Siria
fue tierra de profetas y conquistadores como San Pablo, Mahoma, Alejandro
Magno y Tamerlán. Su historia aluvional y antiquísima
sobrevive en barrios medievales amurallados que guardan iglesias bizantinas,
mezquitas, sinagogas, anfiteatros romanos y mercados árabes.

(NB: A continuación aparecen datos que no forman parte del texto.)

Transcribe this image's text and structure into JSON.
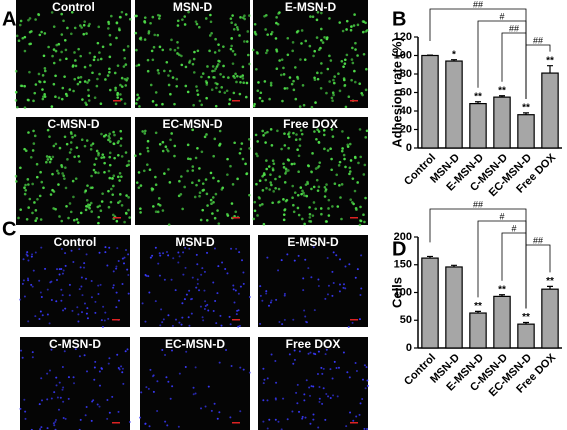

El país también cobija las ruinas de la ciudad de Palmira,
uno de los mayores sitios arqueológicos del mundo.
Por
Julián Varsavsky
El Polvo
incalculable que fue ejércitos
J.L. Borges
Fue
un pilar del legendario imperio de Sargón, que se extendió
desde Babilonia hasta Anatolia hace 4500 años y cuyo legado a
la humanidad es la invención de la escritura. Una tierra disputada
por ejércitos que remontaron el Eufrates y por conquistadores
helénicos como Alejandro Magno, el mongol Tamerlán y Trajano
de Roma, quien sitió Damasco en el 106 D.c. Se dice que el converso
San Pablo predicaba en esta zona durante los orígenes del Cristianismo.

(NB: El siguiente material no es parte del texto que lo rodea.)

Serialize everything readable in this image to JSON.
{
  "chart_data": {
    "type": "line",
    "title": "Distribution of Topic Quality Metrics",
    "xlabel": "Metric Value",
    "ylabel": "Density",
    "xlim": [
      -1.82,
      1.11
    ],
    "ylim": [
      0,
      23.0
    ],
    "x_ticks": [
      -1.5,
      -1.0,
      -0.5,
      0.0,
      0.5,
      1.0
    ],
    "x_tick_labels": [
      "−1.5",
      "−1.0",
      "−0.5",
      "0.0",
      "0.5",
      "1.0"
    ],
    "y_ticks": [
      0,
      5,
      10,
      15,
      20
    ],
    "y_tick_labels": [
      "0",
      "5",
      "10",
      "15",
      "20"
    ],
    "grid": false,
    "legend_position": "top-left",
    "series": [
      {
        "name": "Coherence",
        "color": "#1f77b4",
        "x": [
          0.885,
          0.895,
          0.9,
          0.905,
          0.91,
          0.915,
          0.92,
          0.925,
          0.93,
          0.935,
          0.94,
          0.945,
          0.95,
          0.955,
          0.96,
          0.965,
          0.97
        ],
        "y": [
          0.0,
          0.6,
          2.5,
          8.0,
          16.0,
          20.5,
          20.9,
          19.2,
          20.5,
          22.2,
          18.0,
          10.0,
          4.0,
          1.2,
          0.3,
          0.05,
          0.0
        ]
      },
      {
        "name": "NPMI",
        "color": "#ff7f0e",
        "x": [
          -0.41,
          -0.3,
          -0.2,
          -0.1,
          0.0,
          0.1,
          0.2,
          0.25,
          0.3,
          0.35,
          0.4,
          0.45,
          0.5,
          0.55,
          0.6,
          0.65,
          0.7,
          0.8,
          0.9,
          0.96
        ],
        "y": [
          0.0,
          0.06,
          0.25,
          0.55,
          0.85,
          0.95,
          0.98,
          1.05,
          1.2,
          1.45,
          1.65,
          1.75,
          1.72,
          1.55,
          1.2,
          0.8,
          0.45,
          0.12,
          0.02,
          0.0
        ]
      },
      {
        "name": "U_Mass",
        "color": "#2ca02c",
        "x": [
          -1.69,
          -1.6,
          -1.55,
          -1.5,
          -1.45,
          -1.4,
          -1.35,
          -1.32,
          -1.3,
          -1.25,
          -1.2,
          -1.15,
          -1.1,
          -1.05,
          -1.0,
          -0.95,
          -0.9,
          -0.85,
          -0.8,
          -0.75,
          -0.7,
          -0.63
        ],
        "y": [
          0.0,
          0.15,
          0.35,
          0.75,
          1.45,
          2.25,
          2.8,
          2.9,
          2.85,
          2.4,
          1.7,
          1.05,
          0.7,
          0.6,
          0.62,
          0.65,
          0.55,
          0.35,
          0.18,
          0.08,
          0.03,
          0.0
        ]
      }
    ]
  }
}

Hacia el siglo VII una legión arribó al galope desde el
desierto de Arabia levantando nubes de polvo... era el ejército
del Islam, que llegaba para conquistar y seducir al pueblo de Damasco,
convirtiendo a la ciudad en la nueva capital musulmana. A fines del
siglo XII llegaron hasta sus murallas unos caballeros de armadura y
cruz escarlata que se habían conjurado para liberar el Santo
Sepulcro... era el ejército de los Cruzados, quienes jamás
pudieron doblegar la resistencia siria. La cruz y la media luna estaban
en guerra, y medio siglo más tarde se declaró desde las
mezquitas de Damasco la Jihad Islámica, la guerra
santa contra el infiel que había usurpado Jerusalén.

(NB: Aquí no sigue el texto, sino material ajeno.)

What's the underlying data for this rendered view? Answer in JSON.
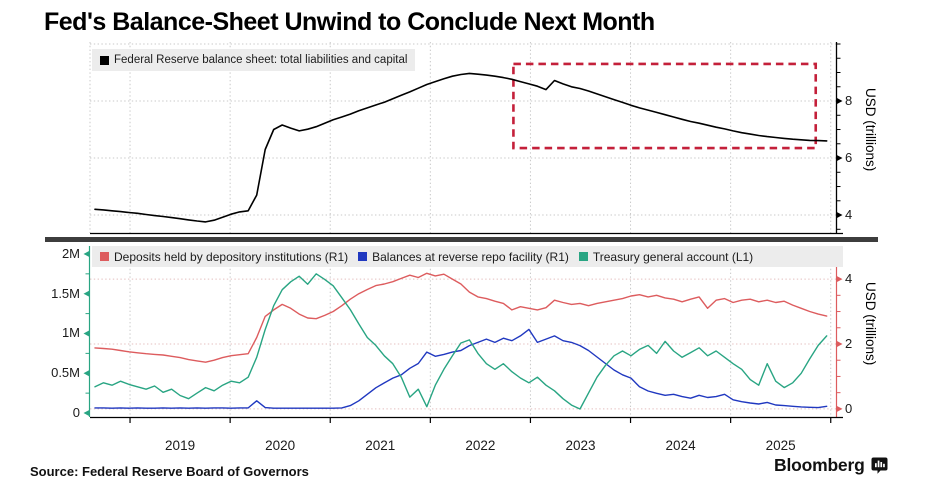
{
  "title": "Fed's Balance-Sheet Unwind to Conclude Next Month",
  "source": "Source: Federal Reserve Board of Governors",
  "brand": {
    "name": "Bloomberg",
    "icon": "bloomberg-terminal-icon"
  },
  "colors": {
    "deposits_red": "#dd5c5e",
    "reverse_repo_blue": "#2038c0",
    "tga_teal": "#29a583",
    "balance_sheet_black": "#000000",
    "annotation_red": "#c4203a",
    "grid_gray": "#c8c8c8",
    "grid_pink": "#e4bfbf",
    "legend_bg": "#ececec",
    "separator": "#3d3d3d"
  },
  "x_axis": {
    "year_labels": [
      "2019",
      "2020",
      "2021",
      "2022",
      "2023",
      "2024",
      "2025"
    ],
    "gridline_years": [
      2019,
      2020,
      2021,
      2022,
      2023,
      2024,
      2025,
      2026
    ],
    "range": [
      2018.6,
      2026.05
    ]
  },
  "chart_data": [
    {
      "type": "line",
      "panel": "top",
      "legend": [
        {
          "label": "Federal Reserve balance sheet: total liabilities and capital",
          "color": "#000000"
        }
      ],
      "y_right": {
        "title": "USD (trillions)",
        "ticks": [
          4,
          6,
          8
        ],
        "gridline_values": [
          4,
          6,
          8,
          10
        ],
        "minor_ticks": [
          3.5,
          4.5,
          5,
          5.5,
          6.5,
          7,
          7.5,
          8.5,
          9,
          9.5,
          10
        ],
        "lim": [
          3.37,
          10.07
        ],
        "color": "#000000"
      },
      "annotation_box": {
        "x": [
          2022.83,
          2025.85
        ],
        "y": [
          6.35,
          9.3
        ],
        "color": "#c4203a",
        "style": "dashed"
      },
      "series": [
        {
          "name": "fed-balance-sheet",
          "color": "#000000",
          "axis": "right",
          "x0": 2018.65,
          "dx": 0.085,
          "y": [
            4.2,
            4.18,
            4.15,
            4.12,
            4.09,
            4.06,
            4.02,
            3.98,
            3.95,
            3.91,
            3.87,
            3.83,
            3.79,
            3.76,
            3.82,
            3.92,
            4.03,
            4.11,
            4.15,
            4.7,
            6.3,
            7.0,
            7.16,
            7.05,
            6.95,
            7.01,
            7.1,
            7.22,
            7.34,
            7.44,
            7.54,
            7.66,
            7.76,
            7.86,
            7.96,
            8.08,
            8.2,
            8.32,
            8.45,
            8.58,
            8.68,
            8.78,
            8.87,
            8.93,
            8.97,
            8.94,
            8.91,
            8.87,
            8.82,
            8.76,
            8.68,
            8.6,
            8.52,
            8.4,
            8.72,
            8.6,
            8.5,
            8.44,
            8.35,
            8.25,
            8.15,
            8.05,
            7.95,
            7.85,
            7.76,
            7.68,
            7.6,
            7.52,
            7.44,
            7.36,
            7.28,
            7.22,
            7.15,
            7.08,
            7.02,
            6.95,
            6.89,
            6.84,
            6.79,
            6.75,
            6.72,
            6.69,
            6.66,
            6.64,
            6.62,
            6.61,
            6.6
          ]
        }
      ]
    },
    {
      "type": "line",
      "panel": "bottom",
      "legend": [
        {
          "label": "Deposits held by depository institutions (R1)",
          "color": "#dd5c5e"
        },
        {
          "label": "Balances at reverse repo facility (R1)",
          "color": "#2038c0"
        },
        {
          "label": "Treasury general account (L1)",
          "color": "#29a583"
        }
      ],
      "y_left": {
        "tick_labels": [
          "0",
          "0.5M",
          "1M",
          "1.5M",
          "2M"
        ],
        "ticks": [
          0,
          0.5,
          1,
          1.5,
          2
        ],
        "minor_ticks": [
          0.25,
          0.75,
          1.25,
          1.75
        ],
        "lim": [
          -0.05,
          2.1
        ],
        "color": "#29a583"
      },
      "y_right": {
        "title": "USD (trillions)",
        "ticks": [
          0,
          2,
          4
        ],
        "gridline_values": [
          0,
          2,
          4
        ],
        "minor_ticks": [
          0.5,
          1,
          1.5,
          2.5,
          3,
          3.5,
          4.5
        ],
        "lim": [
          -0.25,
          5.02
        ],
        "color": "#dd5c5e"
      },
      "series": [
        {
          "name": "deposits-depository-institutions",
          "color": "#dd5c5e",
          "axis": "right",
          "x0": 2018.65,
          "dx": 0.085,
          "y": [
            1.88,
            1.86,
            1.84,
            1.8,
            1.76,
            1.73,
            1.7,
            1.68,
            1.66,
            1.62,
            1.58,
            1.52,
            1.48,
            1.44,
            1.5,
            1.58,
            1.64,
            1.67,
            1.7,
            2.2,
            2.85,
            3.05,
            3.22,
            3.1,
            2.92,
            2.8,
            2.78,
            2.88,
            3.0,
            3.18,
            3.38,
            3.55,
            3.68,
            3.8,
            3.85,
            3.92,
            4.02,
            4.12,
            4.05,
            4.18,
            4.1,
            4.15,
            4.0,
            3.85,
            3.6,
            3.45,
            3.4,
            3.32,
            3.25,
            3.05,
            3.15,
            3.1,
            3.05,
            3.12,
            3.35,
            3.28,
            3.22,
            3.25,
            3.18,
            3.25,
            3.3,
            3.35,
            3.4,
            3.48,
            3.52,
            3.45,
            3.5,
            3.42,
            3.38,
            3.3,
            3.38,
            3.45,
            3.1,
            3.35,
            3.4,
            3.28,
            3.35,
            3.38,
            3.3,
            3.35,
            3.28,
            3.32,
            3.2,
            3.1,
            3.0,
            2.92,
            2.86
          ]
        },
        {
          "name": "reverse-repo-balances",
          "color": "#2038c0",
          "axis": "right",
          "x0": 2018.65,
          "dx": 0.085,
          "y": [
            0.03,
            0.03,
            0.02,
            0.03,
            0.02,
            0.03,
            0.02,
            0.02,
            0.03,
            0.02,
            0.03,
            0.02,
            0.03,
            0.02,
            0.03,
            0.03,
            0.02,
            0.03,
            0.03,
            0.25,
            0.04,
            0.02,
            0.02,
            0.02,
            0.02,
            0.02,
            0.02,
            0.02,
            0.02,
            0.03,
            0.1,
            0.25,
            0.45,
            0.65,
            0.8,
            0.95,
            1.05,
            1.25,
            1.4,
            1.75,
            1.62,
            1.68,
            1.75,
            1.8,
            1.95,
            2.05,
            2.15,
            2.05,
            2.18,
            2.1,
            2.25,
            2.45,
            2.05,
            2.15,
            2.25,
            2.1,
            2.05,
            1.95,
            1.8,
            1.6,
            1.4,
            1.2,
            1.05,
            0.95,
            0.68,
            0.55,
            0.48,
            0.42,
            0.45,
            0.38,
            0.33,
            0.42,
            0.35,
            0.38,
            0.45,
            0.28,
            0.22,
            0.18,
            0.15,
            0.2,
            0.12,
            0.1,
            0.08,
            0.06,
            0.05,
            0.04,
            0.08
          ]
        },
        {
          "name": "treasury-general-account",
          "color": "#29a583",
          "axis": "left",
          "x0": 2018.65,
          "dx": 0.085,
          "y": [
            0.33,
            0.38,
            0.35,
            0.4,
            0.36,
            0.33,
            0.3,
            0.34,
            0.26,
            0.3,
            0.22,
            0.18,
            0.25,
            0.32,
            0.28,
            0.35,
            0.4,
            0.38,
            0.45,
            0.7,
            1.05,
            1.35,
            1.55,
            1.65,
            1.72,
            1.62,
            1.75,
            1.68,
            1.6,
            1.45,
            1.3,
            1.12,
            0.95,
            0.85,
            0.72,
            0.62,
            0.45,
            0.2,
            0.3,
            0.08,
            0.35,
            0.55,
            0.72,
            0.88,
            0.92,
            0.75,
            0.62,
            0.55,
            0.62,
            0.52,
            0.44,
            0.38,
            0.45,
            0.35,
            0.28,
            0.18,
            0.1,
            0.05,
            0.25,
            0.45,
            0.6,
            0.72,
            0.78,
            0.72,
            0.8,
            0.85,
            0.75,
            0.9,
            0.78,
            0.7,
            0.76,
            0.82,
            0.72,
            0.78,
            0.7,
            0.62,
            0.55,
            0.42,
            0.35,
            0.62,
            0.4,
            0.32,
            0.38,
            0.5,
            0.68,
            0.85,
            0.97
          ]
        }
      ]
    }
  ]
}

De todas estas épocas quedan, superpuestas en la Siria actual,
los restos de un templo de Júpiter, anfiteatros romanos, iglesias
bizantinas, fortalezas y murallas, campanarios convertidos en minaretes,
ciudades bíblicas en ruinas, y un legado cultural que perdura
en las diversas religiones del país, así como en el idioma
arameo que aún se utiliza en ciertas aldeas, la misma
lengua popular de Galilea que hablaron Cristo y sus discípulos.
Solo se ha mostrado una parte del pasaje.